The settled rule in this jurisdiction is that laws granting exemption from tax
are construed strictissimi juris against the taxpayer and liberally in favor of
the taxing power. Taxation is the rule and exemption is the exception. The
effect of an exemption is equivalent to an appropriation. Hence, a claim for
exemption from tax payments must be clearly shown and based on language
in the law too plain to be mistaken (Lung Center of The Philippines vs.
Quezon City G.R. No. 144104. June 29, 2004)

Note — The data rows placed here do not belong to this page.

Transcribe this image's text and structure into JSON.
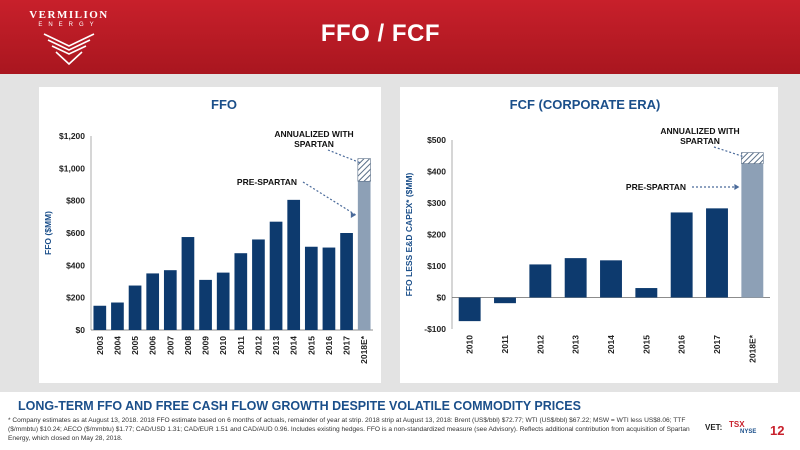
{
  "header": {
    "logo_name": "VERMILION",
    "logo_sub": "ENERGY",
    "title": "FFO / FCF"
  },
  "colors": {
    "bar": "#0d3a6e",
    "estimate_bar": "#8da0b6",
    "header_red": "#c8202b",
    "accent_blue": "#1b4f8a"
  },
  "chart_data": [
    {
      "type": "bar",
      "title": "FFO",
      "ylabel": "FFO ($MM)",
      "xlabel": "",
      "ylim": [
        0,
        1200
      ],
      "yticks": [
        0,
        200,
        400,
        600,
        800,
        1000,
        1200
      ],
      "ytick_labels": [
        "$0",
        "$200",
        "$400",
        "$600",
        "$800",
        "$1,000",
        "$1,200"
      ],
      "categories": [
        "2003",
        "2004",
        "2005",
        "2006",
        "2007",
        "2008",
        "2009",
        "2010",
        "2011",
        "2012",
        "2013",
        "2014",
        "2015",
        "2016",
        "2017",
        "2018E*"
      ],
      "values": [
        150,
        170,
        275,
        350,
        370,
        575,
        310,
        355,
        475,
        560,
        670,
        805,
        515,
        510,
        600,
        920
      ],
      "estimate_index": 15,
      "annualized_extra": 140,
      "annotations": [
        "ANNUALIZED WITH SPARTAN",
        "PRE-SPARTAN"
      ],
      "grid": false
    },
    {
      "type": "bar",
      "title": "FCF (CORPORATE ERA)",
      "ylabel": "FFO LESS E&D CAPEX* ($MM)",
      "xlabel": "",
      "ylim": [
        -100,
        500
      ],
      "yticks": [
        -100,
        0,
        100,
        200,
        300,
        400,
        500
      ],
      "ytick_labels": [
        "-$100",
        "$0",
        "$100",
        "$200",
        "$300",
        "$400",
        "$500"
      ],
      "categories": [
        "2010",
        "2011",
        "2012",
        "2013",
        "2014",
        "2015",
        "2016",
        "2017",
        "2018E*"
      ],
      "values": [
        -75,
        -18,
        105,
        125,
        118,
        30,
        270,
        283,
        425
      ],
      "estimate_index": 8,
      "annualized_extra": 35,
      "annotations": [
        "ANNUALIZED WITH SPARTAN",
        "PRE-SPARTAN"
      ],
      "grid": false
    }
  ],
  "bottom_title": "LONG-TERM FFO AND FREE CASH FLOW GROWTH DESPITE VOLATILE COMMODITY PRICES",
  "footnote": "* Company estimates as at August 13, 2018. 2018 FFO estimate based on 6 months of actuals, remainder of year at strip. 2018 strip at August 13, 2018: Brent (US$/bbl) $72.77; WTI (US$/bbl) $67.22; MSW = WTI less US$8.06; TTF ($/mmbtu) $10.24; AECO ($/mmbtu) $1.77; CAD/USD 1.31; CAD/EUR 1.51 and CAD/AUD 0.96. Includes existing hedges. FFO is a non-standardized measure (see Advisory). Reflects additional contribution from acquisition of Spartan Energy, which closed on May 28, 2018.",
  "exchange": {
    "vet": "VET:",
    "tsx": "TSX",
    "nyse": "NYSE"
  },
  "page_number": "12"
}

Thus, because revenue bills are required to originate exclusively in the House
of Representatives, the Senate cannot enact revenue measures of its own
without such bills. After a revenue bill is passed and sent over to it by the
House, however, the Senate certainly can pass its own version on the same
subject matter. This follows from the coequality of the two chambers of
Congress. (Tolentino vs. Secretary of Finance G.R. No. 115455 October 30,
1995)
Thus, even if the charitable institution must be "organized and operated
exclusively" for charitable purposes, it is nevertheless allowed to engage in
"activities conducted for profit" without losing its tax exempt status for its
not-for-profit activities. The only consequence is that the "income of
whatever kind and character" of a charitable institution "from any of its
activities conducted for profit, regardless of the disposition made of such
income, shall be subject to tax." (CIR vs. St. Lukes Medical Center G.R. No.
195909 September 26, 2012)
These reveal the legislative intent not to impose VAT on persons already covered
by the amusement tax. This holds true even in the case of cinema/theater
operators taxed under the LGC of 1991 precisely because the VAT law was
intended to replace the percentage tax on certain services. The mere fact that
they are taxed by the local government unit and not by the national government
is immaterial. The Local Tax Code, in transferring the power to tax gross receipts
derived by cinema/theater operators or proprietor from admission tickets to the
local government, did not intend to treat cinema/theater houses as a separate
class. No distinction must, therefore, be made between the places of amusement
taxed by the national government and those taxed by the local government. (CIR
vs. SM Prime Holdings February 26, 2010 G.R. No. 183505)
Clearly, the operative act that constitutes entry of the imported articles at
the port of entry is the filing and acceptance of the specified entry form
together with the other documents required by law and regulations. There is
no dispute that the specified entry form refers to the IEIRD. Section 205
defines the precise moment when the imported articles are deemed
entered. (Chevron Philippines Inc. vs. Commissioner of the Bureau of
Customs G.R. No. 178759 August 11, 2008.)
Treatment of capital gains and losses
1. From Sale of Stocks of Corporations
a. Stocks Traded in the Stock Exchange subject to stock
transaction tax of of 1% on its gross selling price
b. Stocks Not Traded in the Stock Exchange subject to capital
gains tax

2. From Sale of Real Properties in the Philippines capital gain derived is


subject to capital gains tax but no loss is recognized because gain is
presumed.
3. From Sale of Other Capital Assets - the rules on capital gains and
losses apply in the determination of the amount to be included in gross
income and not subject to capital gains tax.
Tax Pyramiding
A tax should not be imposed upon another tax. This is tax pyramiding,
which has no basis either in fact or in law. Equally important, tax pyramiding
has since 1922 been rejected by this Court, the legislature, and our tax
authorities. The intent behind the law is clearly to obviate a tax imposed
upon another tax. Ratio legis est anima legis. The reason for the law is its
spirit. (People of the Philippines vs. Sandiganbayan G.R. No. 152532. August
16, 2005)
Tax Arbitrage
The practice of profiting from differences between the way transactions are
treated for tax purposes. The complexity of tax codes often allows for many
incentives which drive individuals to restructure their transactions in the
most advantageous way in order to pay the least amount of tax. Some forms
of tax arbitrage are legal while others are illegal.